La première partie de cette exposition présentera également des œuvres créées par ses amis et contemporains de jeunesse. Il faut noter l’importance de Barcelone au tournant des XIXe et XXe siècles dans la création joaillière. De Francisco Durrio (1868-1940) à Manolo Hugué (1872-1945), en passant par Julio González (1876-1942) et Pablo Gargallo (1881- 1934), le crochet par la production espagnole est inévitable et fait écho à celle du peintre. L’exposition ne manquera pas d’éclairer les rapports entretenus par Picasso avec ces quatre artistes. Souvent réservés à un cercle étroit, ces objets sont les témoignages personnels et puissants qu’un artiste livre à son époque en même temps qu’à son entourage.
La suite de l’exposition élargira le propos en présentant une sélection d’œuvres issue d’une des plus grandes collections internationales de bijoux d’artistes. Du surréalisme aux productions contemporaines, d’André Derain à Niki de Saint-Phalle en passant par Miquel Barceló, Lucio Fontana et Louise Bourgeois, la collection de bijoux rassemblée par Clo Fleiss est exemplaire de diversité et de chefs d’œuvre.

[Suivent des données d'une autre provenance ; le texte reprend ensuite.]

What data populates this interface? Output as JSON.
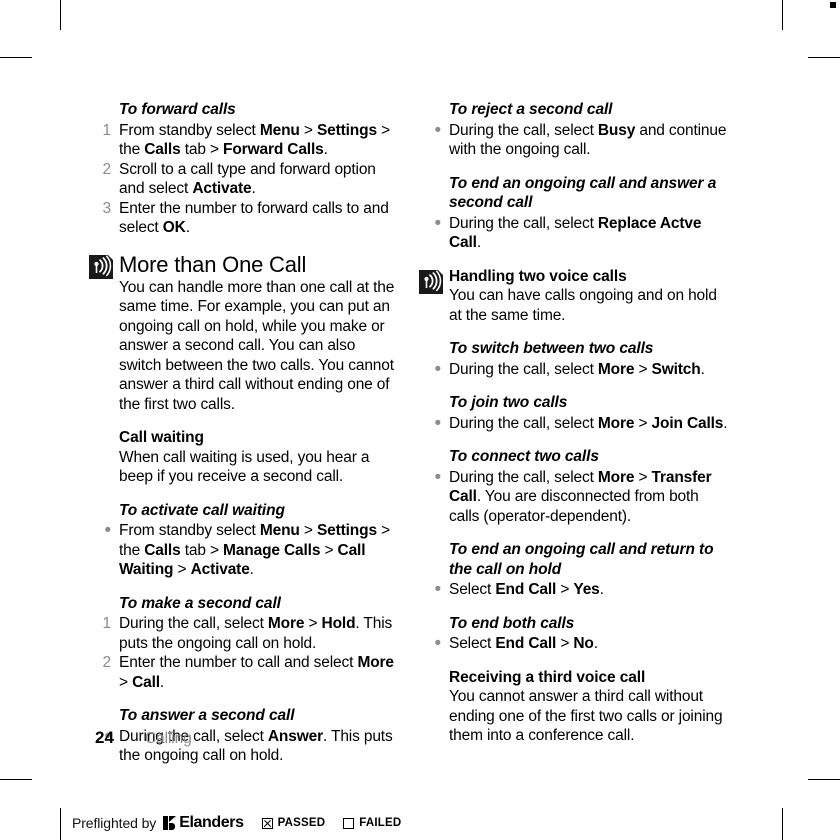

Or, argent, terre cuite, fil de fer, bois, coquillage, plume, pierre ou encore fourrure : rares sont les matériaux qui échappent à l’éventail de créations rassemblées par cette collectionneuse passionnée. Cette hétérogénéité de matières, de formes, de tailles et de volumes est représentative de la folie créatrice de ces artistes qui se firent, le temps d’un instant, orfèvres. Réalisations intimes, les bijoux sont les musées miniatures de la conscience artistique. Ils se signalent par leur unicité ou leur rareté et les quelques pièces pensées et conçues pour Clo Fleiss sont révélatrices du caractère personnel du bijou d’artiste. Leur singularité se signale également dans le parcours de leur créateur, pour qui, bien souvent, cette pratique sort de l’ordinaire. Elle fait pourtant figure de passage obligé pour les plus grands du siècle passé.
La démarche ne pouvait que séduire les artistes des années 1930 et des décennies suivantes, aspirant à briser les frontières, repousser les limites et défier les bornes de l’intention et l’intuition créatrice. Et si le surréalisme ne fut pas sans incidence sur la vogue joaillière qui s’étend des objets poétiques de Victor Brauner à ceux de Salvador Dalí et aux boucles d’oreilles atypiques de Man Ray, c’est surtout à partir des années 1950 que le bijou connaît ses plus nombreux avatars. Abstraction géométrique, art cinétique, nouveau réalisme, pop art et art minimal sont autant de courants qui déclineront cet art de l’intime. À l’image de ses créations macroscopiques, César réalise des pendentifs-compression qui font des objets du quotidien les personnages d’une mythologie nouvelle, tandis que George Rickey condense ses lignes sculpturales et donne à l’esthétique cinétique ses plus beaux pendentifs.
Entre leurs mains, le bijou n’est plus bijou de prestige ou bijou fantaisie, c’est un bijou-sculpture. Les sculptures en fil de fer d’un Calder côtoient le bracelet de Meret Oppenheim et, du modelage au collage, l’éventail créateur du XXe siècle s’illustre dans ces sculptures miniatures. Qu’il soit pour l’artiste jeu, expérimentation, preuve d’amour ou curiosité, le bijou est le secret de son imagination. Un musée portatif.